On Wed, Oct 19, 2011 at 08:08:12PM -0400, Nick Mathewson wrote:
We reserve a new variable-length cell type, "AUTHORIZE."
We specify that any number of PADDING or VPADDING or AUTHORIZE cells may be sent by the client before it sends a VERSIONS cell. Servers that do not require client authorization MUST ignore such cells, except to include them when calculating the HMAC that will appear in the CLOG part of a client's AUTHENTICATE cell.
We still specify that clients SHOULD send VERSIONS as their first cell; only in some future version of Tor will an AUTHORIZE cell be sent first.

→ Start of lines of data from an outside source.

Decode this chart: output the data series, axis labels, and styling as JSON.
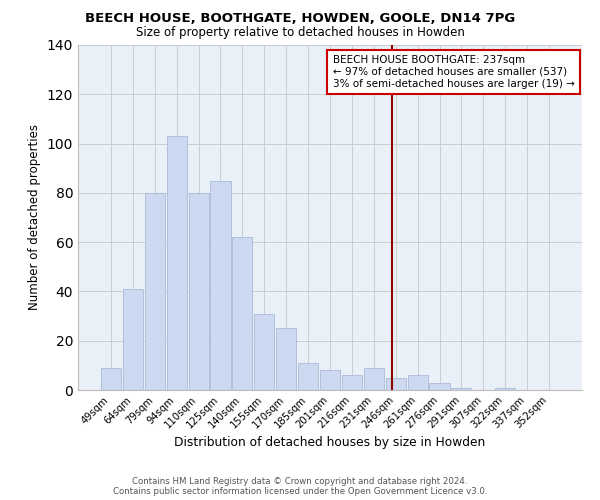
{
  "title": "BEECH HOUSE, BOOTHGATE, HOWDEN, GOOLE, DN14 7PG",
  "subtitle": "Size of property relative to detached houses in Howden",
  "xlabel": "Distribution of detached houses by size in Howden",
  "ylabel": "Number of detached properties",
  "bar_labels": [
    "49sqm",
    "64sqm",
    "79sqm",
    "94sqm",
    "110sqm",
    "125sqm",
    "140sqm",
    "155sqm",
    "170sqm",
    "185sqm",
    "201sqm",
    "216sqm",
    "231sqm",
    "246sqm",
    "261sqm",
    "276sqm",
    "291sqm",
    "307sqm",
    "322sqm",
    "337sqm",
    "352sqm"
  ],
  "bar_values": [
    9,
    41,
    80,
    103,
    80,
    85,
    62,
    31,
    25,
    11,
    8,
    6,
    9,
    5,
    6,
    3,
    1,
    0,
    1,
    0,
    0
  ],
  "bar_color": "#ccd9f0",
  "bar_edge_color": "#aabbd8",
  "vline_color": "#8b0000",
  "annotation_title": "BEECH HOUSE BOOTHGATE: 237sqm",
  "annotation_line1": "← 97% of detached houses are smaller (537)",
  "annotation_line2": "3% of semi-detached houses are larger (19) →",
  "annotation_box_color": "#ffffff",
  "annotation_border_color": "#cc0000",
  "ylim": [
    0,
    140
  ],
  "yticks": [
    0,
    20,
    40,
    60,
    80,
    100,
    120,
    140
  ],
  "grid_color": "#cccccc",
  "bg_color": "#eaf0f8",
  "footer_line1": "Contains HM Land Registry data © Crown copyright and database right 2024.",
  "footer_line2": "Contains public sector information licensed under the Open Government Licence v3.0."
}
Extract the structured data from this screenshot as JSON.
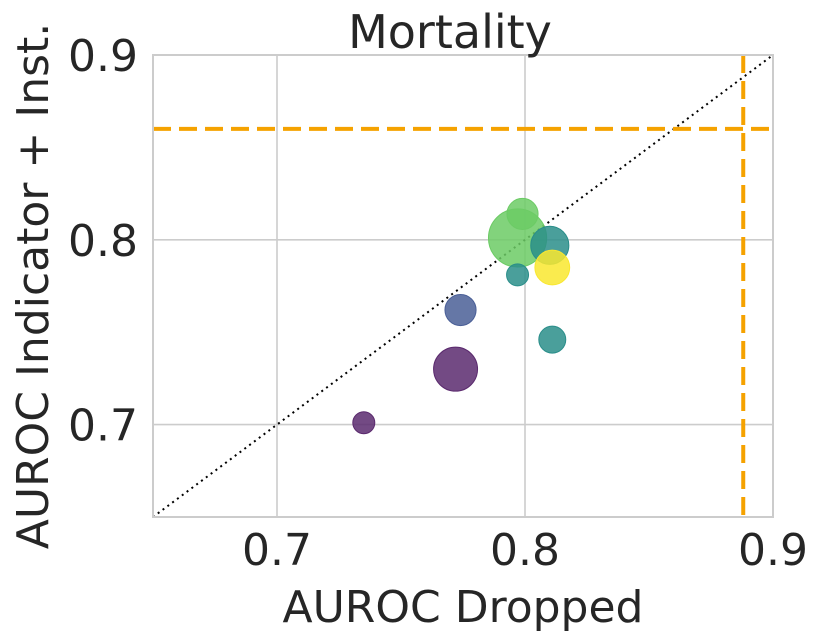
{
  "chart_data": {
    "type": "scatter",
    "title": "Mortality",
    "xlabel": "AUROC Dropped",
    "ylabel": "AUROC Indicator + Inst.",
    "xlim": [
      0.65,
      0.9
    ],
    "ylim": [
      0.65,
      0.9
    ],
    "xticks": [
      0.7,
      0.8,
      0.9
    ],
    "yticks": [
      0.7,
      0.8,
      0.9
    ],
    "xtick_labels": [
      "0.7",
      "0.8",
      "0.9"
    ],
    "ytick_labels": [
      "0.7",
      "0.8",
      "0.9"
    ],
    "grid": true,
    "diagonal": {
      "style": "dotted",
      "color": "#000000"
    },
    "reference_lines": {
      "vertical_x": 0.888,
      "horizontal_y": 0.86,
      "color": "#f5a200",
      "style": "dashed"
    },
    "points": [
      {
        "x": 0.735,
        "y": 0.701,
        "size": 1,
        "color": "#5b2a6e"
      },
      {
        "x": 0.772,
        "y": 0.73,
        "size": 4,
        "color": "#5b2a6e"
      },
      {
        "x": 0.774,
        "y": 0.762,
        "size": 2,
        "color": "#4a5f97"
      },
      {
        "x": 0.797,
        "y": 0.781,
        "size": 1,
        "color": "#2a8e8a"
      },
      {
        "x": 0.799,
        "y": 0.814,
        "size": 2,
        "color": "#6ccb65"
      },
      {
        "x": 0.797,
        "y": 0.801,
        "size": 7,
        "color": "#6ccb65"
      },
      {
        "x": 0.81,
        "y": 0.797,
        "size": 3,
        "color": "#2a8e8a"
      },
      {
        "x": 0.811,
        "y": 0.785,
        "size": 2.5,
        "color": "#f9e72f"
      },
      {
        "x": 0.811,
        "y": 0.746,
        "size": 1.5,
        "color": "#2a8e8a"
      }
    ]
  }
}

Sounds good to me. Feel free.
Thanks, --Roger
I like the proposal; what I think we now have to figure out, is what kind and how much of 'scanning resistance' to put into the tor binary.
If we assume that tor must act as something innocuous in the case of a false AUTHORIZE, we have to find out how much of that innocuous behavior should be implemented into tor. We probably want to avoid putting megabytes of innocuous-looking HTML pages or implement a bittorrent tracker into tor. Not only because the implementation will make the tor codebase even more bloated, but also because we would have to ship a new tor every time the censors manage to block an obfuscation.
What I think is saner - at least for the short term future - is find a couple of web services (not necessarily HTTP(S)) whose interface is easy to implement and have bridges stick to one of them at random, for as long as they stay on an IP address.
Some examples of such interfaces:
* A "HTTP server" whose index page is protected by HTTP basic access authentication. It's easy to code (a couple of HTTP headers and some HTML), with a small distinguishing surface and it also defends the fact that the same "web server" serves lots of data to other clients (read: the actual bridge users).
* A "HTTP server" whose index page is an Apache "It Works!". It serves 404s to any HTTP request.
* An "FTPS server" which asks for a username/password and obviously accepts none.
* An "SSH server" which asks for a username/password and obviously accepts none.
Then we can also add a torrc option, say "ScanningResistanceServicePort", that takes a local port as an argument and pipes all the input of the attacker (the person who failed the AUTHORIZE) to that port. In that port the user should have configured an actual web service which will handle that input.
In the future we can also code a project that pretends to be different web services for the sake of sitting behind "ScanningResistanceServicePort". That way we don't polute the tor codebase and we can also use high level programming languages.